Today was the first day of the last year of my working life. It was a good day. I woke at 6 a.m. Lucky and I were at the park with the other dogs and their sleep-deprived owners at 6:30. Little do those workin’ stiffs know that a year from now I won’t be standing around with them while our dogs chomp and sniff each other and that coming up is the last winter when I’ll be chasing Lucky around in the pre-dawn rainy blackness with a flashlight and handing out extra plastic bags. No way will I ever see 6 a.m. again unless I go to bed at 6 a.m.

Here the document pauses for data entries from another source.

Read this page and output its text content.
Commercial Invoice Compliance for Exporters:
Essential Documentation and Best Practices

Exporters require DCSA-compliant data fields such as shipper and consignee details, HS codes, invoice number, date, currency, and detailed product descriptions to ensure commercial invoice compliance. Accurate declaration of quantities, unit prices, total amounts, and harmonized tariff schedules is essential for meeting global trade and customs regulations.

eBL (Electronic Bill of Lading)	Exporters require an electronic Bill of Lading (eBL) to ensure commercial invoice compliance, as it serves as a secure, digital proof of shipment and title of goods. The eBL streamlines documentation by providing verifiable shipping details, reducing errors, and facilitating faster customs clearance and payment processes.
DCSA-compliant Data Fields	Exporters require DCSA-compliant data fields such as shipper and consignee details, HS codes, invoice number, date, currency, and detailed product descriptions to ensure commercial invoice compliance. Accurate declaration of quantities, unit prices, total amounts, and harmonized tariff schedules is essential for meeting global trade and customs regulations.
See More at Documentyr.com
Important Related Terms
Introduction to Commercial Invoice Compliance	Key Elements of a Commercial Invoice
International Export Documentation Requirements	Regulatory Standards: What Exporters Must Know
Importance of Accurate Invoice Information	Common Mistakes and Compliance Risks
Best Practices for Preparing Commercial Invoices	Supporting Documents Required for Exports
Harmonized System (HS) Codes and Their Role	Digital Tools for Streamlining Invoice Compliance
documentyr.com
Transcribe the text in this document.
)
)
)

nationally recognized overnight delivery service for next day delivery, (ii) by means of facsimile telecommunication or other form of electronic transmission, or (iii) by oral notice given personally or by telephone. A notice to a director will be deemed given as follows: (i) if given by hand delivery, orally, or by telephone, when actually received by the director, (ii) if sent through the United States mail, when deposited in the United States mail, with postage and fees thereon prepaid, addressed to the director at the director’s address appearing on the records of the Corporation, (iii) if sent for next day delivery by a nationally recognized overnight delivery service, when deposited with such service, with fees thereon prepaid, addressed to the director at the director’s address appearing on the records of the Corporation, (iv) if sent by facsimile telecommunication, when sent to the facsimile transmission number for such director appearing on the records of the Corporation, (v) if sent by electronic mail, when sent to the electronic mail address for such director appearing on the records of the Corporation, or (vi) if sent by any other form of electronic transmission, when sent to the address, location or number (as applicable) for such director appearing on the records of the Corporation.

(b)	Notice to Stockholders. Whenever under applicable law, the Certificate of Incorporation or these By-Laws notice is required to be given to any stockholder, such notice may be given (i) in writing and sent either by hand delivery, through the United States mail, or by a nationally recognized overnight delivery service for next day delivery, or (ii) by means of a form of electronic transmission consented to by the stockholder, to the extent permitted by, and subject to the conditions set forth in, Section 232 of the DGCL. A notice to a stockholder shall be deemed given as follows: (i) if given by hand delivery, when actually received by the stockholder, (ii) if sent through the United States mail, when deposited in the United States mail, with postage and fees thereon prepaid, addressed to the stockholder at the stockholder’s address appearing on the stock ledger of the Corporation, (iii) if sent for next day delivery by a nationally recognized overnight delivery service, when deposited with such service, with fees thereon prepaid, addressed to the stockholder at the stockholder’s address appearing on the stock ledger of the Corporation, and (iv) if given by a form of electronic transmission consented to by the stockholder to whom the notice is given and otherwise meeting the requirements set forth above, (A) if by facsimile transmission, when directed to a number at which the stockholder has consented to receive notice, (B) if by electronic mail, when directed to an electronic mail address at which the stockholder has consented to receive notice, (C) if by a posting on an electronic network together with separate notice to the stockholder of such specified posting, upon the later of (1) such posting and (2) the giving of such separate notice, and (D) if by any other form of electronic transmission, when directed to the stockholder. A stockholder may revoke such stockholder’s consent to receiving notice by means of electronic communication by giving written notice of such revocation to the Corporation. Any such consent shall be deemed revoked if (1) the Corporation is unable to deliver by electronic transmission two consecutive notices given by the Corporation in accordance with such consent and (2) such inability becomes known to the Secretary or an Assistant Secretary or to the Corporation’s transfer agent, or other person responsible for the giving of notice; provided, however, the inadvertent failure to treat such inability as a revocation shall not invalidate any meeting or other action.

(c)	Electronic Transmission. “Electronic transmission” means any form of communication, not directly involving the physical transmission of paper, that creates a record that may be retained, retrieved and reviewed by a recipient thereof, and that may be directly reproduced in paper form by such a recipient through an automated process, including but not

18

(Loyal Reader Accused of Lurking celebrated his birthday last week by sleeping in. He didn’t get up until…5:30 a.m. Normally, he gets up at 10 o’clock at night, half an hour before he goes to bed, drinks a cup of sulphuric acid, works 29 hours a day down-mill, pays the mill owner for permission to come to work, and when he gets home, his parents kill him and dance about on his grave singing “Hallelujah.” But you try to tell the young people today that…they won’t believe you.)
Work was OK. I took two naps under my desk. Nobody knew I was unconscious. I shelved problems, reordered priorities, and rationed productivity. Today was also the first day of the company’s fiscal year, and to celebrate, we had donuts rather than bonuses. I ate a donut. There are fewer calories in a bonus, but you take what you can get in this life.
As for the Clarion West Write-a-thon, something is simmering inside my book. Finally. I’m imagining scenes and hearing dialog. I’m not sucking on a bong, either.
I’ve recently reread some of the work of a writing teacher I respect, Jessica Page Morrell. She once wrote an essay about manuscripts that have entered a coma and what to do about them. A brief quote:
Problem: The plot is meandering, stalling. You keep changing your mind.
Solution: All writing requires a deep understanding of structure. Without this understanding you’ll waste time, hit dead ends, and write endless drafts. Find a structure that works for you and stick with it….Always know where you’re going before you start writing and head toward that ending.
The time I’m putting in now on structure is the time I should’ve put in years ago. (Although it could be that years ago I wasn’t ready. Trying to write a novel has meant learning more about me.) I can’t get by on enthusiasm, though God knows I tried.
Now I’m feeling organized, energized, somewhat enlightened…and one day closer to retirement.